Tuesday, November 03, 2009

Dogon Country

We had a continental breakfast in the courtyard of the Motel Severe. The bread in Mali, always baguettes, is wonderful! Then we hired ourselves an accredited guide (no escaping that) and set off for Dogon country. The Dogon area is the most visited in Mali. To quote the Bradt Travel Guide, “There are about 350,000 Dogon people living on the plateau, cliffs and plain of an area in the south of the administrative region of Mopti.”

    We saw a number of naturally occuring lily ponds
Onion fields

The countryside was quite lovely and we saw many naturally occurring lily ponds and onion fields. Onions are an important crop here. I saw a man watering his onion field with two calabashes and couldn’t help wondering why he didn’t make his life easier by using two plastic buckets. These onions are ground into a paste, rolled into balls and sold as far afield as Cote d’Ivoire.

My shoes and swollen feet causing great interest

In all we visited about four villages. The first was on a hill above the escarpment. I caused quite a stir among a group of women who were walking past as I climbed out of the car. They were staring at my feet and talking excitedly amongst themselves. Then one of them pressed her finger into my swollen foot and reported back to the group - much discussion, more staring at my foot. Our guide came to see what all the fuss was about and told me that they were fascinated by my shoes and my swollen foot. I explained to him that I’d had an accident to it and when he relayed that information there were ah’s and oh’s all around as the mystery was solved. they then inspected my watch. This whole episode took about 10 mins and greatly amused Ian. There was no mockery at all in their behaviour, only genuine, friendly interest in me.

Inside the old man's hut. Note the holes for the
'bao' game in the floor

 In the village we were ushered into a low hut where two extremely old men were sitting on the floor making ropes from twine. We were told to take a seat on a bench and then we talked to the one old man through the interpreter. He pointed to his eyes and said he needed medicine. We explained that we didn’t have any eye-drops, but he shook his head and pointed to Ian’s glasses and told us that that was what he needed. Only then did I see that his eyes had cataracts. What the poor old man needed was not spectacles, but a simple eye op. He had such a sweet, wrinkled old face, and it made us feel wretched that such a simple thing was quite impossible. Both my father and Ian’s have had these ops and it made a huge difference to them. I also noticed that he had deep scars all down both legs, so I asked the interpreter if it was permissible to ask him about them? He then told us that the old man said that he’d got them from fighting as a young man.

The other thing that was quite remarkable about that hut was how cool it was in the midday heat! The floor was rock, the very low ceiling of branches and some covering,and the top of the roof high and conical. Cut into the stone floor was a game that is played all over Africa and which we know as ‘bao’ (pronounced as in the 'bow' of a boat) from our travels in Malawi.
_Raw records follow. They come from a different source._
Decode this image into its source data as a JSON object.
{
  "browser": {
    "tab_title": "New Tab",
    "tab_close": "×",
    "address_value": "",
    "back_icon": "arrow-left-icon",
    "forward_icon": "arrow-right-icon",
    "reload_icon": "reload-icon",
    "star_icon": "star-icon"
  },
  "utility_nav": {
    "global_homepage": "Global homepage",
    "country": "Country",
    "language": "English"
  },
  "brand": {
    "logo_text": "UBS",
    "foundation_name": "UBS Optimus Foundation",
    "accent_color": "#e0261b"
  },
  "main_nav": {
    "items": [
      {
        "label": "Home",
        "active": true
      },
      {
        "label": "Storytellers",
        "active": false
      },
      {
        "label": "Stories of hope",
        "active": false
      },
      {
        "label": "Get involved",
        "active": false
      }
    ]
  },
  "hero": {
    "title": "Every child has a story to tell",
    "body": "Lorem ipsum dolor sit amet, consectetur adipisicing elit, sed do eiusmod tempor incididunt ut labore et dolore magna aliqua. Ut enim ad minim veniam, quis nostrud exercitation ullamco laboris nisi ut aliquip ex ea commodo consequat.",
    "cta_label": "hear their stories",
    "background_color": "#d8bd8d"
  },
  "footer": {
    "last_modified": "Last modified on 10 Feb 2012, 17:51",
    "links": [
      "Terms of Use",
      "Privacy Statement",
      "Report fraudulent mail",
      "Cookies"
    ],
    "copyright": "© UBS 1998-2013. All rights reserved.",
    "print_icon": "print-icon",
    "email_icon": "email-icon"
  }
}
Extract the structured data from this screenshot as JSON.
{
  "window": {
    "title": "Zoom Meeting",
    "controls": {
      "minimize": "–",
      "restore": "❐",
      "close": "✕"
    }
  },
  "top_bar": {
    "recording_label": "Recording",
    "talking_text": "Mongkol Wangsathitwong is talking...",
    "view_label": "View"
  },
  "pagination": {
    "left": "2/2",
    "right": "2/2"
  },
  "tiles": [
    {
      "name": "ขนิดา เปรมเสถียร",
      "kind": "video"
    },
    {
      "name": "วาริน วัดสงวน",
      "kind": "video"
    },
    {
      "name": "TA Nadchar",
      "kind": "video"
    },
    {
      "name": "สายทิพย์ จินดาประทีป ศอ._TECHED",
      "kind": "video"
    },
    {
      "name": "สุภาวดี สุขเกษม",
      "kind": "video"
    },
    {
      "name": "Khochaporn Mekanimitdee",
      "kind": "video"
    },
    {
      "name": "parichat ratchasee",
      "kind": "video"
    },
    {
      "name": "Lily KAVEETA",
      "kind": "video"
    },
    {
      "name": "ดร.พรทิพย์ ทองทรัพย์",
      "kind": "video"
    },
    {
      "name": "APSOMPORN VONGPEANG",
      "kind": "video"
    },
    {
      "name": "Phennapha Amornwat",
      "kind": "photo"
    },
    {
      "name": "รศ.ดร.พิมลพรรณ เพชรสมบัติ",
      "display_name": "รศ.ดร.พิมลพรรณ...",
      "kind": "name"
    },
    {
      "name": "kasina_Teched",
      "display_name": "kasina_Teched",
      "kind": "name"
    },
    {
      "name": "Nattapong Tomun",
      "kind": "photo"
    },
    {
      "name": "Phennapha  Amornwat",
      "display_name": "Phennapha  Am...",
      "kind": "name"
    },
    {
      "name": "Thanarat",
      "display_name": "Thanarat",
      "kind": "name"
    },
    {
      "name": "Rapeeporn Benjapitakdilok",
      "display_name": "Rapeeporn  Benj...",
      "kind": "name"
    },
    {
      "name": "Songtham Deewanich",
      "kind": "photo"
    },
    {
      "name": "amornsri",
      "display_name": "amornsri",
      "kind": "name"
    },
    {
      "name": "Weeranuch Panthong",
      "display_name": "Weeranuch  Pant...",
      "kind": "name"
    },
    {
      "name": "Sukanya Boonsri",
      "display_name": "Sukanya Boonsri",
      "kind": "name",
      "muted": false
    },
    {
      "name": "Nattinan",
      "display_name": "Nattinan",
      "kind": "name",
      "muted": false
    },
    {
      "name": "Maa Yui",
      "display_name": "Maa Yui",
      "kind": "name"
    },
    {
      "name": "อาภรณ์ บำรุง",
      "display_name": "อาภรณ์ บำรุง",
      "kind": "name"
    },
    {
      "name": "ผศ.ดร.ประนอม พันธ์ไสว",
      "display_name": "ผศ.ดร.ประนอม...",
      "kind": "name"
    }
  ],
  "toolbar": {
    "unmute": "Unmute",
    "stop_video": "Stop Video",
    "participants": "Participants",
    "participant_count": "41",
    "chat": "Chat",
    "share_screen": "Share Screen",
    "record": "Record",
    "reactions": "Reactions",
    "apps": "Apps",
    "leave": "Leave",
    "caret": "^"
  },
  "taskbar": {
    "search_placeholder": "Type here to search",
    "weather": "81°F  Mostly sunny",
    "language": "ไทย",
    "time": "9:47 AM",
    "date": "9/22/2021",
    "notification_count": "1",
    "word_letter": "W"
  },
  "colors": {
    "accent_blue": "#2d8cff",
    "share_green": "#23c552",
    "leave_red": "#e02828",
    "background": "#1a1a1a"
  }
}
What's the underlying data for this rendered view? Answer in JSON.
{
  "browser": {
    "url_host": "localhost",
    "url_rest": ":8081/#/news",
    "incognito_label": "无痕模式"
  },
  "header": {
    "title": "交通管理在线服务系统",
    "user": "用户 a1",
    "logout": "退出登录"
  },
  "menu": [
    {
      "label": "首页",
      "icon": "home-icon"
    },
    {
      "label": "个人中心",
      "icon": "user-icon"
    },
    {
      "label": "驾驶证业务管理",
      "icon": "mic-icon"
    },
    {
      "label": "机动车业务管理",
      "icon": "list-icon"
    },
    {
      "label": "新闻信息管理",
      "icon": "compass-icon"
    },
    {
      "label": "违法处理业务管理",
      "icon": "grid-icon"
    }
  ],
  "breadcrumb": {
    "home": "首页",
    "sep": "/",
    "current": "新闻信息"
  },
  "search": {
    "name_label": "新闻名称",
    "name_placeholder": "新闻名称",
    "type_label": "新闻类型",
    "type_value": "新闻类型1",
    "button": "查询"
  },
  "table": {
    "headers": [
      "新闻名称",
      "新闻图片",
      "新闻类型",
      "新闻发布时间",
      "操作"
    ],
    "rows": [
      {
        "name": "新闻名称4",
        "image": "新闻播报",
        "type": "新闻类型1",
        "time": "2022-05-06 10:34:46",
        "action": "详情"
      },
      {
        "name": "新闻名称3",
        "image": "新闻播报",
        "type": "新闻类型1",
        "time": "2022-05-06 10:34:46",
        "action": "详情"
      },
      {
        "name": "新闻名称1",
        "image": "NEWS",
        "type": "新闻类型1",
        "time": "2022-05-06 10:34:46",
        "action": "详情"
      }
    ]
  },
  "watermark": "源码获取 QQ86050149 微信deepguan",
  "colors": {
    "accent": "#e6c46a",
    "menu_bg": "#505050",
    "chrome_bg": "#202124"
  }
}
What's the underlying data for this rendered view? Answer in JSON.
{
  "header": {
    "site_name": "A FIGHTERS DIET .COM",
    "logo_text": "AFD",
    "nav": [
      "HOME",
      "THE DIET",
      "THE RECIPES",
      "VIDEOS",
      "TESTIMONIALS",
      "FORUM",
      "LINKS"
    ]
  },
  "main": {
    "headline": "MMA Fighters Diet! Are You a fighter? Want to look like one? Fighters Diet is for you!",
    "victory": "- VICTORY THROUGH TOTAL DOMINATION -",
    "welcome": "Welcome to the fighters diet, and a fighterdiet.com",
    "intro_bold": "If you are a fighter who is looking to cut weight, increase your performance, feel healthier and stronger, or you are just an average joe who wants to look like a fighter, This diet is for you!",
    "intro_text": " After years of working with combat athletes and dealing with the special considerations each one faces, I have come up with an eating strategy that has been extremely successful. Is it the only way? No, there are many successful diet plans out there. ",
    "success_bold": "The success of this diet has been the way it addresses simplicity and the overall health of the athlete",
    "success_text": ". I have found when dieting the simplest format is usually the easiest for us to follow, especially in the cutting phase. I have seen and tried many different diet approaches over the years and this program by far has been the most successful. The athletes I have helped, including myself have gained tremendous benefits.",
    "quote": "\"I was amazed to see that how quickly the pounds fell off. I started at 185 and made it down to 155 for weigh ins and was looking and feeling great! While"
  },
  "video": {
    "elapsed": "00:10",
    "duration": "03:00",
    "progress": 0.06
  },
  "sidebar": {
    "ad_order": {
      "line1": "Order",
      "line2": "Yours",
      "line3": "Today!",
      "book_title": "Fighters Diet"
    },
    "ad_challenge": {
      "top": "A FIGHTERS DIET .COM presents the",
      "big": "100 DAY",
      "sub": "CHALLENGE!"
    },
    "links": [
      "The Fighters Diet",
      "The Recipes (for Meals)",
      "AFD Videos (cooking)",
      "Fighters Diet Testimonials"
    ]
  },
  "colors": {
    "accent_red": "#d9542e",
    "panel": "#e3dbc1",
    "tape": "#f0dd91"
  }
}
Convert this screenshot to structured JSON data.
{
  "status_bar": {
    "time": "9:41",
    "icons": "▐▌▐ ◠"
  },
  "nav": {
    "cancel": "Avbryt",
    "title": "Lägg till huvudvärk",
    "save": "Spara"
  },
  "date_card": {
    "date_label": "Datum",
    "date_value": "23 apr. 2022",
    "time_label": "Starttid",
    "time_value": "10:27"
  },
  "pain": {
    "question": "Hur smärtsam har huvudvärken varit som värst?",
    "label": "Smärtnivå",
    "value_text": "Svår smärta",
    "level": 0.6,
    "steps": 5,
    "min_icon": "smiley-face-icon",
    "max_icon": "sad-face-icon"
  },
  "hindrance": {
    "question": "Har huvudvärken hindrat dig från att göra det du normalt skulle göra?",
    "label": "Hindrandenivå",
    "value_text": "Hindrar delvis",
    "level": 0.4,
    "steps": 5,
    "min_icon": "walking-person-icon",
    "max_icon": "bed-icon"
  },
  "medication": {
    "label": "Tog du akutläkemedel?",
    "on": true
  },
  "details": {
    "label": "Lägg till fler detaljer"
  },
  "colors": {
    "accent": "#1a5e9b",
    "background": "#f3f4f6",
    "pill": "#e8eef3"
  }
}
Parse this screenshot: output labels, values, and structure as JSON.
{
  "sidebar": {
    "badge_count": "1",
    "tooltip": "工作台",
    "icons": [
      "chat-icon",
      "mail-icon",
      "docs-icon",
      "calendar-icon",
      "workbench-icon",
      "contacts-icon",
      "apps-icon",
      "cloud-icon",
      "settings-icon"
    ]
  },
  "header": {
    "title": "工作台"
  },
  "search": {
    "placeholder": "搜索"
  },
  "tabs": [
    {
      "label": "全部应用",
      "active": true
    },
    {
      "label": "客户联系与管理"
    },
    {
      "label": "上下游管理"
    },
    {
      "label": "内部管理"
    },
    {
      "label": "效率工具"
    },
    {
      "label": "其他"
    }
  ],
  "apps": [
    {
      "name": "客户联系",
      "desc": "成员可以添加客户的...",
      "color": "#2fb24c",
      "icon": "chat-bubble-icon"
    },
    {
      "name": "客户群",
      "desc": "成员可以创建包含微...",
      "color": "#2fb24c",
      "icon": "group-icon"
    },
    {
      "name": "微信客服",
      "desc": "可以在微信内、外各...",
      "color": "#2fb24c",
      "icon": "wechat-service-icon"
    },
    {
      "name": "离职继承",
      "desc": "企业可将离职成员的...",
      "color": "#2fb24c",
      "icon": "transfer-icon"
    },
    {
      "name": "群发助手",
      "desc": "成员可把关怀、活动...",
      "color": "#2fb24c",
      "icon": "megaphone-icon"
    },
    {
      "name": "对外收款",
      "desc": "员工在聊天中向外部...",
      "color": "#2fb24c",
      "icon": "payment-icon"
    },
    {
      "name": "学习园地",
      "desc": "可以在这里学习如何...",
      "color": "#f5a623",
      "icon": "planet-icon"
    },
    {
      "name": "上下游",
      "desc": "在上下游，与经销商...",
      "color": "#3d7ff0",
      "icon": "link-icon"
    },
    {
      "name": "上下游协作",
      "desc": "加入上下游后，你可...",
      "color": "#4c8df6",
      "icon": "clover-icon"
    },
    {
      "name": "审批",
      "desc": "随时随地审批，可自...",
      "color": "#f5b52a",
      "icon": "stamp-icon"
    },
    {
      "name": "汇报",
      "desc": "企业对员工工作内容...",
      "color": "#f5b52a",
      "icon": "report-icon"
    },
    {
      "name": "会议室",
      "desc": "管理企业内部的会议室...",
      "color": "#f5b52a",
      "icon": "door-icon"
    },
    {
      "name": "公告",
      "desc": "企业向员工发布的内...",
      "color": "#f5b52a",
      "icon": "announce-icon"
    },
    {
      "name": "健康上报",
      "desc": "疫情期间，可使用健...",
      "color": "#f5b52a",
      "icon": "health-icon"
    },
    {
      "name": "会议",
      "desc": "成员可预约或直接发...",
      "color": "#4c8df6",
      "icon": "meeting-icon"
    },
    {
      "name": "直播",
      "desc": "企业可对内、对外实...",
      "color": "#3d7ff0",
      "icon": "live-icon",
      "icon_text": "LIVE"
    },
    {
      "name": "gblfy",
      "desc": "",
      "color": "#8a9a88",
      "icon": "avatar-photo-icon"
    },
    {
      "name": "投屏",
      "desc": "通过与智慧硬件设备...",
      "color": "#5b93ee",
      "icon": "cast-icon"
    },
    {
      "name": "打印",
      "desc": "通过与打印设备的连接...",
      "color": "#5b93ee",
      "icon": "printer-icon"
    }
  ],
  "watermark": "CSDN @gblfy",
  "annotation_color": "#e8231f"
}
View from the escarpment down
onto Dogon country

After that we drove down a mountain pass to the escarpment below. Once again the scenery was quite spectacular. From one part of the pass we got our first glimpse of the Dogon cliff dwellings which are no longer inhabited but are still maintained and used for some ceremonial purposes. The people used to sleep in the caves on the side of the cliff (some say for security from marauders, others for protection from lions and hyenas) and then they built their granaries just in front of the caves clinging perilously to the side of the cliffs. They are a unique, amazing sight! later that afternoon Ian and the guide climbed up to them and went into the caves which he said were claustrophobic.

Old Dogon cliff dwellings

A closer view of the cliff dwellings

All the baobab trees had been scarified
like this in every Dogon village

Some villages had beautiful mud mosques. Note the
 protected baby mango tree in the foreground

After being taken to the village where the men dye the mud-cloth (unusual as most books say that it's the women who dye the cloth - and this time firmly resisting buying yet another one), we were finally taken to yet another village for lunch. Some other tourists were there, too, as well as three young French school teachers who were living in the village for three months and teaching there. Apparently this happens every year. When I saw the Spartan living arrangements, I was impressed by their dedication, I can tell you! Tourists also stay there as this place was an ‘hotel’. There were mattresses and mosquito nets on all the roofs and Spartan rooms with a thin mattress on the floor. The toilet and showers were roofless and the toilet had the usual cement floor with a hole in it.

Lunch was a delicious chicken and tomatoe stew in a
Dogon village with our driver and guide

Ian commented that it was a pleasure to eat such a delicious
meal made from scratch with home grown ingredients

Siesta time in the same village

Yours truly relaxing

It was a wonderfully relaxing place to have lunch - we had a delicious chicken stew on rice for lunch made with potatoes, tomatoes, aubergines, garlic and onions, then watermelon afterwards. There were chairs made from bamboo that you could lie back in, and they even offered us a one inch foam mattress to lie down on, and several people availed themselves of this offer. The courtyard had the mellow vibe of a 1960’s hippie commune. After lunch everyone settled down to rest until 3pm, as our guide said it was too hot to do anything before that. I had to agree with him!